Storage Speed Comparison

Storage TypeInterfaceTypical Read SpeedRelative Speed
HDD (5400 RPM)SATA III80–120 MB/sSlowest
HDD (7200 RPM)SATA III120–160 MB/sSlow
SATA SSDSATA III500–560 MB/sFast
NVMe SSD (Gen 3)PCIe 3.0 ×43,000–3,500 MB/sVery fast
NVMe SSD (Gen 4)PCIe 4.0 ×45,000–7,000 MB/sExtremely fast

Exam Scenarios

💬 "A user installs an M.2 drive into a new laptop and it is not detected. The drive is NVMe but the M.2 slot only supports SATA. What is the issue?" → Protocol mismatch — the M.2 slot is SATA-only and does not support NVMe (PCIe). The drive requires a slot with PCIe/NVMe support.
💬 "A hard drive makes a clicking sound during operation. What does this typically indicate?" → Imminent drive failure — the read/write head is failing (head crash or bearing failure). Back up data immediately.
💬 "A server needs storage that can survive a single drive failure with the best read performance and minimal capacity overhead.

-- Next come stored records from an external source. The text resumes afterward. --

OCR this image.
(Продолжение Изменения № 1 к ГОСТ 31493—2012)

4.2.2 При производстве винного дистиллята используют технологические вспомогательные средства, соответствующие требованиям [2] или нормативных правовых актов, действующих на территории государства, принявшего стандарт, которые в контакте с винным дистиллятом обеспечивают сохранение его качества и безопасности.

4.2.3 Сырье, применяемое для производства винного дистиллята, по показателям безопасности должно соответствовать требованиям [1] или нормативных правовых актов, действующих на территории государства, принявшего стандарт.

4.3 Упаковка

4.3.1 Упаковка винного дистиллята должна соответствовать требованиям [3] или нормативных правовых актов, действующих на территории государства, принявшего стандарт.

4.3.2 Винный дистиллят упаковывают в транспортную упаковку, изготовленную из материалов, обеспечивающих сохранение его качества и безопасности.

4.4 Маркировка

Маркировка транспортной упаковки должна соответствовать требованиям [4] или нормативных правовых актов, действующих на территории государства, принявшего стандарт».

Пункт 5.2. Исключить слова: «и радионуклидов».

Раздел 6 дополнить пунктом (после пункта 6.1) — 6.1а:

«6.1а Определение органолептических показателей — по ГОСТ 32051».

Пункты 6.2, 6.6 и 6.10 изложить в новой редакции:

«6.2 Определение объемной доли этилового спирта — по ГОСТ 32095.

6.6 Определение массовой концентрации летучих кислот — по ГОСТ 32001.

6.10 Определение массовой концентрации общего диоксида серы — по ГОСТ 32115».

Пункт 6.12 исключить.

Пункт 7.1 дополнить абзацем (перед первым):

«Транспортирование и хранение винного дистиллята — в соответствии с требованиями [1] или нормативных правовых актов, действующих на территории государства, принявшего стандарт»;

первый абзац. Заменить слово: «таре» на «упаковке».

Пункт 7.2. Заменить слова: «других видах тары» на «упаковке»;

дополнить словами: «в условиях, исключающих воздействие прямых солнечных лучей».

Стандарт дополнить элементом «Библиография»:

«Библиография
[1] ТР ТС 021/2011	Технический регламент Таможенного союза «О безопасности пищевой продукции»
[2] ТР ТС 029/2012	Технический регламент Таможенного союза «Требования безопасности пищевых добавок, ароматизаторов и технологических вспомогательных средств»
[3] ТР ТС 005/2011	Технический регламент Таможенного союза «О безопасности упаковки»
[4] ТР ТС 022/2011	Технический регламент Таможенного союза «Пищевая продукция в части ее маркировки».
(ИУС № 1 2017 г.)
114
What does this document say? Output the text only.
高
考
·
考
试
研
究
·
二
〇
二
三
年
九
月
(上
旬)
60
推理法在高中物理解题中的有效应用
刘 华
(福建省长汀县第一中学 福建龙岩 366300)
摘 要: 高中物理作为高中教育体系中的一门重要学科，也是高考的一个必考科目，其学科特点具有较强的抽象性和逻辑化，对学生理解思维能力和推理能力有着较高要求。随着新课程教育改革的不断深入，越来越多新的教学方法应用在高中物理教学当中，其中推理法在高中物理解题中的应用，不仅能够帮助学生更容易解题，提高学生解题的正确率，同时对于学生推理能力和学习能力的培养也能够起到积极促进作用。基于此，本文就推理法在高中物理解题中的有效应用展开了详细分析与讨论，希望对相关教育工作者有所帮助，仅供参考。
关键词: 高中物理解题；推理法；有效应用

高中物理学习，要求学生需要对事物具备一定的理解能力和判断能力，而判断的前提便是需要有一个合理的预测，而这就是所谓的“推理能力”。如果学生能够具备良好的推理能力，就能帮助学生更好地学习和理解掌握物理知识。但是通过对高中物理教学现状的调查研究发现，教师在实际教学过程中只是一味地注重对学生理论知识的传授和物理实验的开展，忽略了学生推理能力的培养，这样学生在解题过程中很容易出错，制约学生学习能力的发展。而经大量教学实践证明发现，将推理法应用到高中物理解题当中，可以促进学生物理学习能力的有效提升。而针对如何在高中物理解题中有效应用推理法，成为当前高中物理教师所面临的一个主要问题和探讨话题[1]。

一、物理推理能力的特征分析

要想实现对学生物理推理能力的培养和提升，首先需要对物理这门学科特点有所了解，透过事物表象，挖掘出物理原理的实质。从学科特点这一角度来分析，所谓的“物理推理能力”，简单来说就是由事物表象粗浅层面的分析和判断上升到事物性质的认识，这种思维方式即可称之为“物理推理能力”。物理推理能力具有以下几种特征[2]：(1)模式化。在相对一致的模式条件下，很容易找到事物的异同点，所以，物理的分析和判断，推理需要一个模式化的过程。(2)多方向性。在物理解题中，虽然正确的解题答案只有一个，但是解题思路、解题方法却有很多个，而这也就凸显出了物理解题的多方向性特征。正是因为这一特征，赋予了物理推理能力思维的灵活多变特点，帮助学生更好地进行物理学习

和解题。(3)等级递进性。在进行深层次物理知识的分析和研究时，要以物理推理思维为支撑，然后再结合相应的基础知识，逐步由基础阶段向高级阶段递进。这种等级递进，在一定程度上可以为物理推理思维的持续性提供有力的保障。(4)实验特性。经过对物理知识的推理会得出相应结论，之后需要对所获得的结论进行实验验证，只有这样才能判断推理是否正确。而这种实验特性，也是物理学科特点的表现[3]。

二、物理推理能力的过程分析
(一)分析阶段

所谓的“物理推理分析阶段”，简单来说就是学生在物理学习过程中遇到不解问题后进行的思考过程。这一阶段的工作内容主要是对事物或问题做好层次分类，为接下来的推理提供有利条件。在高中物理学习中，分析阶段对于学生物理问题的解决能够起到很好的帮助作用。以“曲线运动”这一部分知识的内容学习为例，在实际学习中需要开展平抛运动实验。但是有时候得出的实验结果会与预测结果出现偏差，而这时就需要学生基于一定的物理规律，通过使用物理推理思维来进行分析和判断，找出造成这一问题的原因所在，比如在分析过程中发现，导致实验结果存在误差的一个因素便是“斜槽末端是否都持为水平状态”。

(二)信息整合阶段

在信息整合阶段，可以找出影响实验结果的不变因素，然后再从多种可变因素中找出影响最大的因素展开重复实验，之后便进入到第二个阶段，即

Which RAID level is most appropriate?" → RAID 5 — stripes data with distributed parity, survives one drive failure, and uses only 1 drive's worth of space for parity overhead (better than RAID 1's 50% overhead).
💬 "A company implements RAID 1 on their file server. An employee accidentally deletes an important folder. Will RAID protect the data?" → No — RAID mirrors are synchronised in real time. The deletion replicates to both drives immediately. RAID is not a substitute for backups.
💬 "Which RAID level requires a minimum of 4 drives and provides both striping performance and mirroring redundancy?" → RAID 10 (RAID 1+0) — stripe of mirrors.
💬 "A technician needs to recommend the fastest storage upgrade for a laptop currently using a 2.5-inch SATA HDD. What is the best option if the laptop has an M.2 slot?" → NVMe M.2 SSD — if the M.2 slot supports NVMe/PCIe, this provides up to 20× the speed of the HDD. Confirm slot compatibility before purchase.
💬 "In a RAID 5 array of 4 drives (each 2 TB), how much usable storage is available?" → 6 TB — RAID 5 uses the equivalent of one drive for parity. (N-1) × drive size = (4-1) × 2 TB = 6 TB.
💬 "Which storage interface is a bottleneck for SSDs, limiting them to approximately 600 MB/s?" → SATA III — its maximum throughput of 6 Gbps (~600 MB/s) is nearly saturated by modern SSDs, which is why NVMe over PCIe was developed.